Police and Senators Need to Find Corrupt Insiders, Expose, Remove, and Punish Them


It’s an inside job. Otherwise, Merlin the Magician is working for the inmates of the Guam Department of Corrections.

Following an early-May federal arrest of Edward Glen Demapan – a DOC inmate serving a life sentence for murdering a man decades ago – DOC officers found a trove of contraband on a rooftop vent above one of the buildings at Post 16. That is the general population area, where Mr. Demapan was housed prior to his federal arrest on drug trafficking charges. (Mr. Demapan has since been indicted in two separate drug trafficking conspiracies, both of which accuse him of leading drug trafficking organizations that allegedly dealt thousands of pounds of meth, fentanyl, and the even deadlier drug N-Pyrrolidino Protonitazene).

Somehow, someone was able to get on to that roof with dozens of propane and butane tanks, knives, drugs, drug tools, cables, scores of tools including a heavy duty drill, scales, scores of sharp-edged objects aside from knives, dozens of cell phones, brass knuckles, and more.

Somehow, someone was able to get all this contraband through the one entrance and exit to the Mangilao compound. While it’s quite possible that civilians with strong arms and good aim could have thrown many of these items into the prison facility from the road, you’d have to be an Olympic athlete to have thrown two multi-gallon propane tanks that far. Those tanks aren’t even used anywhere in the prison, according to a DOC source.

Those tanks, and I’ll bet most of all that contraband found after Mr. Demapan’s arrest, were walked through the front door of the Mangilao correctional facility.

And how about all the contraband that hasn’t been found yet? What if there’s a loaded gun in there? They’ve found one before.

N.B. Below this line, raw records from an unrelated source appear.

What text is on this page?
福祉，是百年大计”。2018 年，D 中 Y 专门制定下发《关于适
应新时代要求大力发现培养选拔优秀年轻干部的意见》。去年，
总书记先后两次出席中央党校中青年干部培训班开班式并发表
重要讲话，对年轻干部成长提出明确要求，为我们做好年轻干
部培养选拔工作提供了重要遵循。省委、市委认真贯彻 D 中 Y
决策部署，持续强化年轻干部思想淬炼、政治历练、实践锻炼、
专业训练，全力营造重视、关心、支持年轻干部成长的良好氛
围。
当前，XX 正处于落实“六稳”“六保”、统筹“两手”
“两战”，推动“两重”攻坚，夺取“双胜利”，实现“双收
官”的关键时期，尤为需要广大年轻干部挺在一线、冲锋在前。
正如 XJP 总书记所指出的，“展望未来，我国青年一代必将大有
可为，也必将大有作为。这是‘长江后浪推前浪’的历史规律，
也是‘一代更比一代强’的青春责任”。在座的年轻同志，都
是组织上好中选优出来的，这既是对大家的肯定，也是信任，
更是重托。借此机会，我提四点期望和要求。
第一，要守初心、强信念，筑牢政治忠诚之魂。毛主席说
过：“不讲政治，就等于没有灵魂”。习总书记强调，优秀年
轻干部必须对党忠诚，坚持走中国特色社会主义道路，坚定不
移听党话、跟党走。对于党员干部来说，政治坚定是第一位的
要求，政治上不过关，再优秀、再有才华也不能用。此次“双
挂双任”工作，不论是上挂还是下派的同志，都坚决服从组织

Only a fool would believe that these crimes did not require the full and active participation of several DOC corrections officers and management.

According to one of the indictments against Mr. Demapan, one DOC officer participated in one of the drug trafficking conspiracies. Following the early May arrest of Mr. Demapan and that one officer – Trevor Wolford – Mr. Demapan was moved to Post 6, which is a highly secured area of the prison. DOC officers again found cell phones, drugs, and other contraband in his cell. That was AFTER Mr. Wolford no longer had access to Mr. Demapan. Then, just last week on June 10, officers AGAIN found cell phones, drugs, and other contraband in his cell.

Several corrections officers at the Guam Department of Corrections are bringing to dangerous inmates contraband that is proliferating the drug trade throughout the island, and that places the lives of other inmates and corrections officers in danger every day.

Director of corrections Fred Bordallo described the process every person goes through when entering and leaving the Mangilao facility. The protocol makes sense. Generally, every person who enters is patted down and must log everything they bring on their person in at a main control room. And what they leave with needs to match what was logged. He even assured us that the schedule of who mans the control room is switched up so that people don’t know when their friends would be manning the security gate.

Except the managers.

In order for all these drugs, weapons, and tools to make it into the prison … in order for inmates to be able to run entire drug conspiracies from Houston to Guam from the confines of the Guam prison, several corrections officers working in several areas and under the command and protection of members of corrections management have to be involved. There’s no other way this could physically happen.

Trevor Wolford is a patsy. He is the scapegoat whom the bigger fish have offered up on a platter. Others are involved. And a full criminal and legislative investigation needs to start to expose these people, fire them, and send them into the very prison they use their current power to exploit. We posit this: follow the money.